In BMN's case, they have minimum 440mtV of known inventory (minus 80mtV going to Redt). They also have strong cash reserves and a $25m debt facility. So they can ride this out.
However, short term, there is pain to be had and it must not be ignored or shouted down.
I remain invested because I can see the other side and am prepared to wait for that conclusion.
Nersa have today set the clock ticking on the public comments on the Ministerial Determination for the IRP.
Deadlines for comments set at 7th May.
I wrote previously that I saw Q3 as the timing for the tender award. I think that is still achieavble, assuming no corona led disruptions.
It is important to appreciate that the each of the countries of the world are at different stages of realisation, when it comes to appreciating the impact of corona on their lives and their futures.
It is a fascinating human experiment be it clearly an unwanted one.
We see what is happening over 'there' but our minds play tricks on us and tell us its not coming our way. Therefore, business is as usual.
Their attitudes will change quickly in the weeks to come.
There is a going to come a time soon enough when all the bad news is priced in and investors will start to look around to see where the individual value lies.
Are we there yet? Unlikely.
Until we are, I would encourage everyone to be vigilant with their investments, their risk strategies and their mental health.
These are extraordinary times that require us all to do extraordinary things.

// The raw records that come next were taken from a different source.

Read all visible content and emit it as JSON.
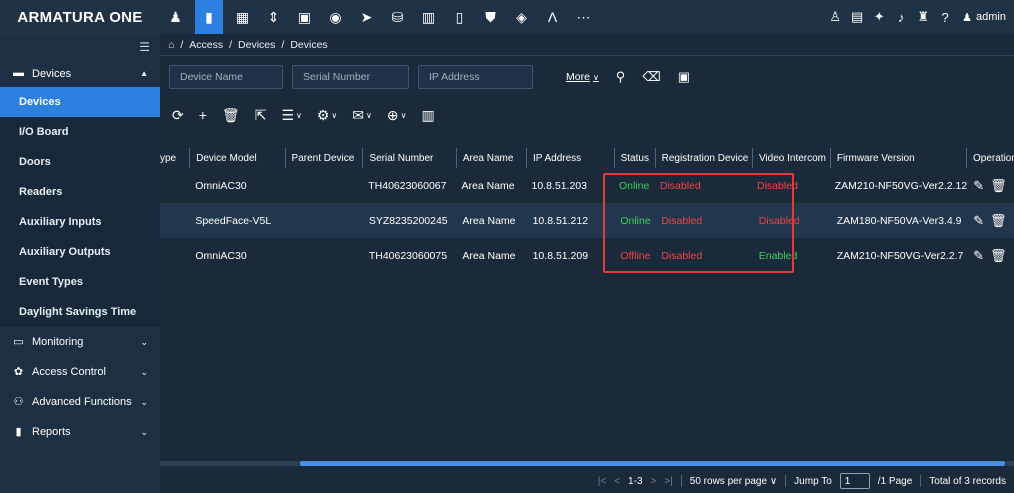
{
  "brand": "ARMATURA ONE",
  "topbar": {
    "icons": [
      "person-icon",
      "door-icon",
      "calendar-icon",
      "elevator-icon",
      "camera-box-icon",
      "location-icon",
      "cctv-icon",
      "briefcase-icon",
      "building-icon",
      "phone-icon",
      "shield-icon",
      "globe-icon",
      "a-logo-icon",
      "more-icon"
    ],
    "icon_glyphs": [
      "♟",
      "▮",
      "▦",
      "⇕",
      "▣",
      "◉",
      "➤",
      "⛁",
      "▥",
      "▯",
      "⛊",
      "◈",
      "Λ",
      "⋯"
    ],
    "right_icons": [
      "user-group-icon",
      "id-card-icon",
      "pin-icon",
      "bell-icon",
      "castle-icon",
      "help-icon"
    ],
    "right_glyphs": [
      "♙",
      "▤",
      "✦",
      "♪",
      "♜",
      "?"
    ],
    "user": "admin"
  },
  "breadcrumb": [
    "Access",
    "Devices",
    "Devices"
  ],
  "filters": {
    "device_name": "Device Name",
    "serial_number": "Serial Number",
    "ip_address": "IP Address",
    "more": "More"
  },
  "sidebar": {
    "devices_group": "Devices",
    "items": [
      "Devices",
      "I/O Board",
      "Doors",
      "Readers",
      "Auxiliary Inputs",
      "Auxiliary Outputs",
      "Event Types",
      "Daylight Savings Time"
    ],
    "active_index": 0,
    "groups": [
      "Monitoring",
      "Access Control",
      "Advanced Functions",
      "Reports"
    ]
  },
  "table": {
    "headers": [
      "ype",
      "Device Model",
      "Parent Device",
      "Serial Number",
      "Area Name",
      "IP Address",
      "Status",
      "Registration Device",
      "Video Intercom",
      "Firmware Version",
      "Operation"
    ],
    "rows": [
      {
        "model": "OmniAC30",
        "parent": "",
        "serial": "TH40623060067",
        "area": "Area Name",
        "ip": "10.8.51.203",
        "status": "Online",
        "reg": "Disabled",
        "video": "Disabled",
        "firmware": "ZAM210-NF50VG-Ver2.2.12"
      },
      {
        "model": "SpeedFace-V5L",
        "parent": "",
        "serial": "SYZ8235200245",
        "area": "Area Name",
        "ip": "10.8.51.212",
        "status": "Online",
        "reg": "Disabled",
        "video": "Disabled",
        "firmware": "ZAM180-NF50VA-Ver3.4.9"
      },
      {
        "model": "OmniAC30",
        "parent": "",
        "serial": "TH40623060075",
        "area": "Area Name",
        "ip": "10.8.51.209",
        "status": "Offline",
        "reg": "Disabled",
        "video": "Enabled",
        "firmware": "ZAM210-NF50VG-Ver2.2.7"
      }
    ]
  },
  "pager": {
    "range": "1-3",
    "rows_per_page": "50 rows per page",
    "jump_to": "Jump To",
    "jump_value": "1",
    "pages": "/1 Page",
    "total": "Total of 3 records"
  },
  "colors": {
    "accent": "#2d7fe0",
    "online": "#3fcf5c",
    "alert": "#ef4444"
  }
}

For the majority, this is about getting themselves and their families through it, which surely must be the priority for us all. In doing so there is a need to support our friends, our neighbors and our colleagues because we are all going to have to dig deeper, than we have likely ever had to before.
When all of this is over, we need to be able to look at ourselves in the mirror and still like the person we see. That means acting responsibly in everything we do, in our homes, in our streets, our shops and even here.
Being anonymous won't save us because we cannot hide from ourselves.
This virus as economically brutal as it could be, will not break us and it will not beat those companies that hold the strongest cores. BMN is for me on that list.
Like many companies out there, it is going to have to change its path because the course it was on, just got dramatically changed. Just like us, BMN is probably going to have to make some difficult decisions, in order to ride out the effects of this crisis but the same goes for likely 90% of the companies that exist out there and I'm not just talking public here.
Right now the market does not really care for individual bias. Sectors are being hit hard and those that participate in them are being included, however much their individual standings may say otherwise.
Just like this virus, that time cannot last forever. A breaking point will come and the mindset will begin to change as value to risk becomes more relevant or the furthest extents of the effects of corona, become known.
As I pointed out to a contributor on Twitter this morning, GLEN and EVRAZ have all fallen some 45% during the same period BMN dropped 60%, but only BMN was in an uptrend that that time.
GLEN and EVRAZ are far more global than BMN, who are heavily S.A. focused, yet the falls are similar.
For GLEN and EVRAZ to gain from the expansion of green projects and batteries, these markets need to deliver a global performance, that outweighs the affects of the global slow down.
As a fully integrated producer with direct connections to both end users and the powers that decide the projects those end users tender for, BMN does not need the same results. It just needs the success to be seen in its own backyard.
Today's announcement is another strong indicator that BMN is tightening its grip on the bolt to that backyard.
When the dust settles and sectors become individual entities once more, BMN integrated model could well be the beacon that lights the way, to those that to date have failed to follow.